You probably haven’t heard of human-centered evaluation of LLMs, and that needs to change. Human-centered work seeks to understand how real humans interact with technology, so that we can understand how humans (with all of their cognitive biases and quirks) interact with LLMs, and how these models affect individual human decision-making.
What are LLMs?
In the past year, Large Language Models (LLMs) have exploded in popularity—from research, to industry, to public awareness and accessibility. For instance, ChatGPT set historic records for its customer growth, with over 100 million users in its first two months. These models predict next tokens (character, word, or string) based on past context, generating free-form text for a variety of tasks in almost any specified style. This means that people can repeatedly integrate LLMs into their daily lives—to decide what to eat for breakfast, to write the responses to emails left unanswered from yesterday, to develop the sales pitch they have to present mid-morning, to generate a funny joke during a break from work, etc.
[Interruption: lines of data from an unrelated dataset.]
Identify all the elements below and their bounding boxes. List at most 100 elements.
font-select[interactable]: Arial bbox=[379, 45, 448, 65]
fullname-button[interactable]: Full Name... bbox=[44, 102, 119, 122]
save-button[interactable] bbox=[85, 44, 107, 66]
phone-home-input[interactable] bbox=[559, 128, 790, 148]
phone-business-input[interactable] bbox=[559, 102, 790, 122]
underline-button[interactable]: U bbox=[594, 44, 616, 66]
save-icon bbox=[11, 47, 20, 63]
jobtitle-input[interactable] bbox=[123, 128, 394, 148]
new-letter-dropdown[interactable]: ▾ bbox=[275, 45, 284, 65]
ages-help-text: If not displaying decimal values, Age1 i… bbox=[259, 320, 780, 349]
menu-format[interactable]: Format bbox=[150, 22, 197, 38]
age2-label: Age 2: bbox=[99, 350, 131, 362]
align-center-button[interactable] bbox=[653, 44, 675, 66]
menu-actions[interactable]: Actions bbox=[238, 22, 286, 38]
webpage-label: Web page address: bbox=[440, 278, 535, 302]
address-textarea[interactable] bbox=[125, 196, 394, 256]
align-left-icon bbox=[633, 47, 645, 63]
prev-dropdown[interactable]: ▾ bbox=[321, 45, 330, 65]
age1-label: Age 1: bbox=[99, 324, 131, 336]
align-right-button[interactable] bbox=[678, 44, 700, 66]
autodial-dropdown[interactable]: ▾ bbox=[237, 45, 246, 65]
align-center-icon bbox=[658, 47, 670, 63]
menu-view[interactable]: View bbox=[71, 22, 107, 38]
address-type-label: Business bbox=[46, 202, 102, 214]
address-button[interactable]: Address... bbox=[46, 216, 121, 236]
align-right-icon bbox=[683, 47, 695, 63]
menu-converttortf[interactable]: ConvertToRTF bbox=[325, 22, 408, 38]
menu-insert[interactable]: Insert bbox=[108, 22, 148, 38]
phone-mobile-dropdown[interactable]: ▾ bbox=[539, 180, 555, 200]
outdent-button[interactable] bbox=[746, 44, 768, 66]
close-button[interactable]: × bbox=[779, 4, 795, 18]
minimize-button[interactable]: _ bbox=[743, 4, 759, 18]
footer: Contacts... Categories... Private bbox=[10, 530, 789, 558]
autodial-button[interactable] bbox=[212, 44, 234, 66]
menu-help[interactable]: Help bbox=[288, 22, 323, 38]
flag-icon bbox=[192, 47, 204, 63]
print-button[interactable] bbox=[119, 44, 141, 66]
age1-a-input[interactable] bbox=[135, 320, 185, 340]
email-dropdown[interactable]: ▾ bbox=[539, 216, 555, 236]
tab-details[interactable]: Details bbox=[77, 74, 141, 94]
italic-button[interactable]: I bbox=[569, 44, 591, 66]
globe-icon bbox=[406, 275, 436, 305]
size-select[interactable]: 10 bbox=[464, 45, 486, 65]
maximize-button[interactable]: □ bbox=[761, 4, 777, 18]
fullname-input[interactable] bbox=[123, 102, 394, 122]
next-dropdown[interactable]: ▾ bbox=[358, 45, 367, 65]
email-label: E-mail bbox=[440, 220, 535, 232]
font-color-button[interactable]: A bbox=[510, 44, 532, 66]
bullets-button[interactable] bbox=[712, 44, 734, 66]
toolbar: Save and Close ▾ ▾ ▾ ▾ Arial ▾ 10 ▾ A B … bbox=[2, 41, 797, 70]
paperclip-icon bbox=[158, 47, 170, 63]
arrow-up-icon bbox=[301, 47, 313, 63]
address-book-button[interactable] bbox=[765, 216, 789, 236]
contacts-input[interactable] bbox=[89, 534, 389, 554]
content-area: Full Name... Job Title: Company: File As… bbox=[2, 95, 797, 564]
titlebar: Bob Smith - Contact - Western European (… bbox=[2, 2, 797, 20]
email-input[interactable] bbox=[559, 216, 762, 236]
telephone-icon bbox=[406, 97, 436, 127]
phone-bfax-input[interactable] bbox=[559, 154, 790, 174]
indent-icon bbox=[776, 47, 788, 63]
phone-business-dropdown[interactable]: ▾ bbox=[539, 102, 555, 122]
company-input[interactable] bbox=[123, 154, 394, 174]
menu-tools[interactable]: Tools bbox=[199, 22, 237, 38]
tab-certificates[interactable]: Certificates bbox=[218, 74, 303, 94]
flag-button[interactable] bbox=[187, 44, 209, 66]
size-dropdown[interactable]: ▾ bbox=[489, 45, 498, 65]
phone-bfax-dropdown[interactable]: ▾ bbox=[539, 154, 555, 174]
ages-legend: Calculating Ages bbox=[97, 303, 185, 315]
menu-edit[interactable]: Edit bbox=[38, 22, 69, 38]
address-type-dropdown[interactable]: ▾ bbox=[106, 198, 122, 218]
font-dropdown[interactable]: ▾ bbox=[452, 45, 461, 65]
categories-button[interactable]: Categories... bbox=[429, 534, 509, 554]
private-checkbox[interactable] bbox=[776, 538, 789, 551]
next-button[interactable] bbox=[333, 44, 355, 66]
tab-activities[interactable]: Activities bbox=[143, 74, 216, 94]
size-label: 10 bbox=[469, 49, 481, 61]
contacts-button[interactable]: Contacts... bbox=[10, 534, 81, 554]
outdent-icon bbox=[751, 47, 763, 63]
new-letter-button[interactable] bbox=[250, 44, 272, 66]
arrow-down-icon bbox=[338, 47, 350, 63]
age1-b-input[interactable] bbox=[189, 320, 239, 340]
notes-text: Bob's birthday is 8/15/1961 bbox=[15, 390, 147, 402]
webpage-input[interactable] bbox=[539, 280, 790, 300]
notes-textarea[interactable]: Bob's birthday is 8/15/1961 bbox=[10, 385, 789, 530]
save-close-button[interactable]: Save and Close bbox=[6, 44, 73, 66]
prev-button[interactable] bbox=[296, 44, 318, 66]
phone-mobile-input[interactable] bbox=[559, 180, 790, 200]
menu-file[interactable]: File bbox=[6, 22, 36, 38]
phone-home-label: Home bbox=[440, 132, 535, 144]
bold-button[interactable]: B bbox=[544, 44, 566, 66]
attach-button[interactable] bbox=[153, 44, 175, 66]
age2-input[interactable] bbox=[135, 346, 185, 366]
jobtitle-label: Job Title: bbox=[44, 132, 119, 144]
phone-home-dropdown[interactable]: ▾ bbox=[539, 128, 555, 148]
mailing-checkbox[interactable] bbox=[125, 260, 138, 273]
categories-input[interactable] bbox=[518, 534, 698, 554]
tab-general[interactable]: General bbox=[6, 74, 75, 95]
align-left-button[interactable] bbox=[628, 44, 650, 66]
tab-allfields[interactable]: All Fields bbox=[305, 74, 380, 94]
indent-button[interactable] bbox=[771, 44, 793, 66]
A variety of concerning issues of LLMs have already been identified, such as biased, toxic, or hallucinated outputs, but these largely only reflect distributional or instance-wise properties of their outputs. The potential ubiquity of this tool means that we need to consider how humans will actually interact with and use this new technology, while also acknowledging that we are all prone to cognitive biases and other quirks. This area of research is referred to as human-centered evaluation, and it has not yet been thoroughly explored for LLMs. Human-centered evaluation is, however, already popular in the Explainable AI (XAI) community.
What is Explainable AI?
Defining explainability for ML models is a subject of ongoing discussion. For the purposes of our discussion, we will focus on the most common type of model transparency seen in industry: post-hoc explanations of black box models. These often rely on only a trained model’s inputs and outputs to identify patterns in how models make decisions. These methods aim to unlock transparency in order to allow stakeholders to understand the decision-making process of models to improve trust and mitigate downstream harms. Arthur’s explainability features offer a variety of explanation options including counterfactual explanations (understanding how a model’s predictions would have changed given a hypothetical, what-if scenario) and popular methods such as LIME and SHAP.